- Beranda
- Komunitas
- News
- Berita dan Politik
Joko Intarto – Belajar Langsung Dari Dahlan Iskan – MUST READ (Inspiring & Funny)
TS
enggariel
Joko Intarto – Belajar Langsung Dari Dahlan Iskan – MUST READ (Inspiring & Funny)

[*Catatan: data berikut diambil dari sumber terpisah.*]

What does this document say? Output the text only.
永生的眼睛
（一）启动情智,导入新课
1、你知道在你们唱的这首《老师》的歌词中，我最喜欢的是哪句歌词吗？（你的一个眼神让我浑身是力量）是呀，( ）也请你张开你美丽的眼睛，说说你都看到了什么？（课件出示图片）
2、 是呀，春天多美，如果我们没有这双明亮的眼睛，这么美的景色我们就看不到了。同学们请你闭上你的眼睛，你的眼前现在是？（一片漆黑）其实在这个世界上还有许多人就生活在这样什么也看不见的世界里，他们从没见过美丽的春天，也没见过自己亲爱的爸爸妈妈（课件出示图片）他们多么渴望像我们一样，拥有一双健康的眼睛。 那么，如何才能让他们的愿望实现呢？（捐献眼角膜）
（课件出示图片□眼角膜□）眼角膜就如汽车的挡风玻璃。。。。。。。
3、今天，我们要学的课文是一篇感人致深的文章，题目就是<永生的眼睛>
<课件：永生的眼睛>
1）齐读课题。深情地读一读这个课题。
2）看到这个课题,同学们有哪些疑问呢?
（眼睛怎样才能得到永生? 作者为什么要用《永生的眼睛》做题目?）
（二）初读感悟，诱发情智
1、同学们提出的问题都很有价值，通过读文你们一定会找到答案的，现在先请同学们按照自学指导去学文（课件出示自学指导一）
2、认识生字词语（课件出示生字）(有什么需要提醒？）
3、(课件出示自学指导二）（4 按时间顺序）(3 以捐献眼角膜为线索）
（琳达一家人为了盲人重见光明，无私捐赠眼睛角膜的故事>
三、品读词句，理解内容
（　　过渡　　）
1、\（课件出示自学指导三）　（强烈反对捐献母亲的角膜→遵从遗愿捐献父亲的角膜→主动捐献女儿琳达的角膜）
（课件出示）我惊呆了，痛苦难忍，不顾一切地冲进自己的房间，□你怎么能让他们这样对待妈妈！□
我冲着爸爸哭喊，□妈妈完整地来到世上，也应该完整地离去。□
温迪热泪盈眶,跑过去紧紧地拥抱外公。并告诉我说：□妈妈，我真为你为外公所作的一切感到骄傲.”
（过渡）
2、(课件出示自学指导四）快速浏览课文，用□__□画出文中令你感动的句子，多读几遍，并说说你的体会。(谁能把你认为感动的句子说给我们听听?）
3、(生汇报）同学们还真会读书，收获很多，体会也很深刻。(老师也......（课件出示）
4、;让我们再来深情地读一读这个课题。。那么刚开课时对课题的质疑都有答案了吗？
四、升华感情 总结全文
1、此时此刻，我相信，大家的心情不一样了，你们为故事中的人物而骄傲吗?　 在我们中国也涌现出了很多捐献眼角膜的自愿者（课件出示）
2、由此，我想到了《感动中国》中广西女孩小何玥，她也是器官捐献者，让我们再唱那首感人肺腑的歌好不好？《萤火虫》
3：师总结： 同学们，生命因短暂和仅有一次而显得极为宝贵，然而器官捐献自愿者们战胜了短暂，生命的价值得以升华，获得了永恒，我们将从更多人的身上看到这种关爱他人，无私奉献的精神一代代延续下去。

Banyak cerita menarik mengenai sepak terjang menteri negara BUMN kita, Dahlan Iskan. Mungkin banyak diantara kita mencibir kelakuan beliau selama ini yang seakan-akan mencari sensasi. Tetapi sebenarnya kita mungkin belum mengenal lebih jauh tentang sosok Dahlan Iskan. Dibawah ini saya copykan carita menarik dan lucu yang ditulis oleh Joko Intarto. Saya copy dari web kickdahlan.wordpress.com
Ketika Dahlan Iskan Menjungkirbalikkan Logika
Quote:
Sejak menjadi CEO PLN, Dahlan Iskan tidak pernah menggunakan mobil dinas yang disediakan Negara. Demikian pula setelah menjadi Menteri Negara BUMN. Padahal, mobil dinas menteri adalah Toyota Crown Royak Saloon yang harganya mahal dan dalam pengadaannya penuh kontroversi. Mayoritas masyarakat waktu itu menentang keras karena dianggap pemborosan. Artinya, mobil dinas tersebut tergolong mobil yang tidak murahan.

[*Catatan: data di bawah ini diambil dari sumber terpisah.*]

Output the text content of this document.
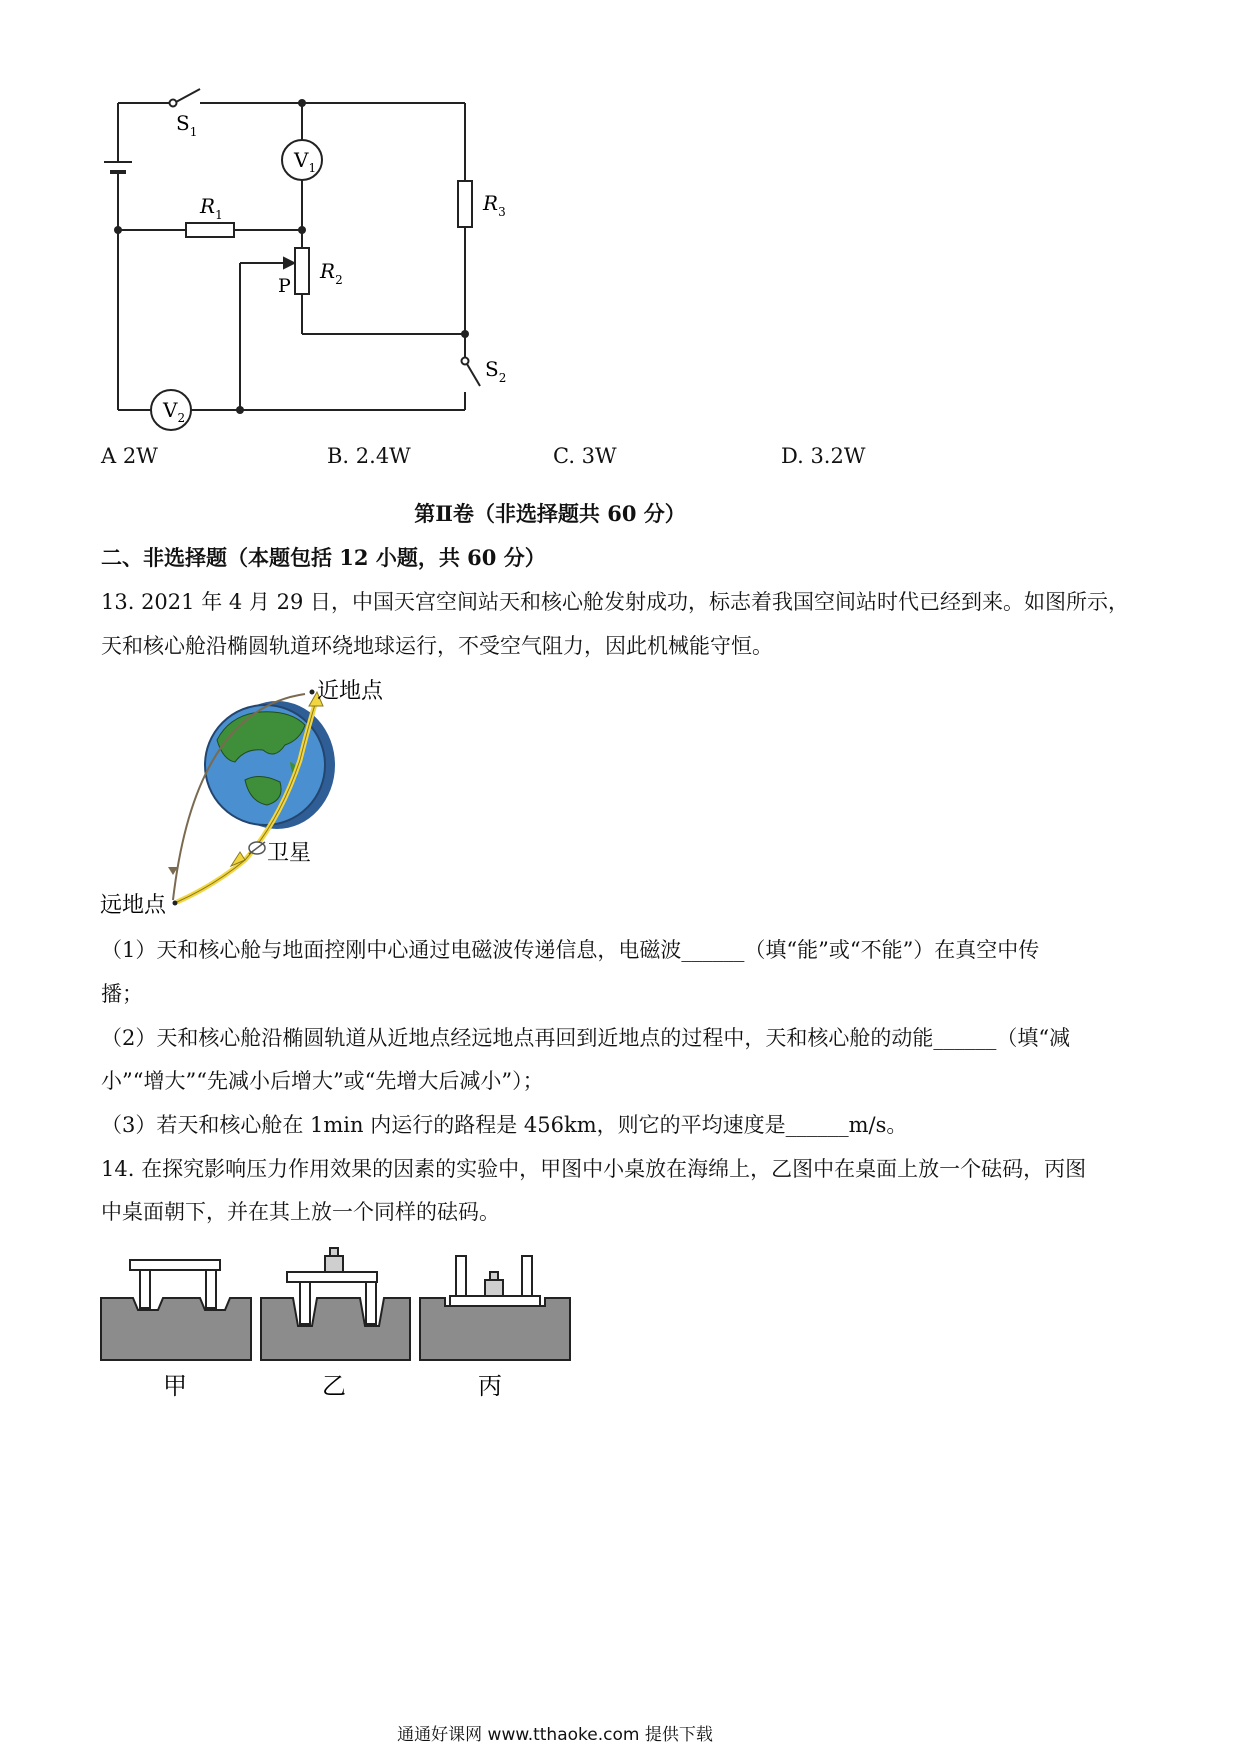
$S_1$
$V_1$
$V_2$
$R_1$
$R_2$
$R_3$
P
$S_2$
A 2W	B. 2.4W	C. 3W	D. 3.2W
第Ⅱ卷（非选择题共 60 分）
二、非选择题（本题包括 12 小题，共 60 分）
13. 2021 年 4 月 29 日，中国天宫空间站天和核心舱发射成功，标志着我国空间站时代已经到来。如图所示，
天和核心舱沿椭圆轨道环绕地球运行，不受空气阻力，因此机械能守恒。
近地点
卫星
远地点
（1）天和核心舱与地面控刚中心通过电磁波传递信息，电磁波______（填“能”或“不能”）在真空中传
播；
（2）天和核心舱沿椭圆轨道从近地点经远地点再回到近地点的过程中，天和核心舱的动能______（填“减
小”“增大”“先减小后增大”或“先增大后减小”）；
（3）若天和核心舱在 1min 内运行的路程是 456km，则它的平均速度是______m/s。
14. 在探究影响压力作用效果的因素的实验中，甲图中小桌放在海绵上，乙图中在桌面上放一个砝码，丙图
中桌面朝下，并在其上放一个同样的砝码。
甲	乙	丙
通通好课网 www.tthaoke.com 提供下载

Ketimbang memakai Toyota Crown dinas, Dahlan memilih menggunakan mobil pribadinya. Sebuah mobil sedan Mercedes Benz hitam dengan nomor asli L 1 JP. Dahlan sebenarnya punya satu mobil lagi untuk mendukung aktivitasnya sebagai menteri, yakni sebuah sedan Jaguar. Tapi, sedan Mercedes Benz itu yang menjadi favoritnya.
Ada sebuah pemandangan ganjil, ketika Dahlan menjadi CEO PLN dan Menneg BUMN. Dulu, mobil CEO atau menteri selalu diistimewakan dalam hal parkir. Selalu ada tempat parkir untuk mobil big boss di depan lobby kantor. Posisinya begitu mencolok, sampai-sampai tamu harus mengalah bila mau masuk ke kantor tersebut.
Setelah Dahlan menjabat sebagai CEO PLN dan Menneg BUMN, lahan parkir di lobi itu kosong-melompong. Sebab, Dahlan melarang mobilnya diparkir di situ. Dahlan memerintahkan sopirnya untuk memarkir mobilnya di tempat parkir umum, seperti mobil karyawan lainnya.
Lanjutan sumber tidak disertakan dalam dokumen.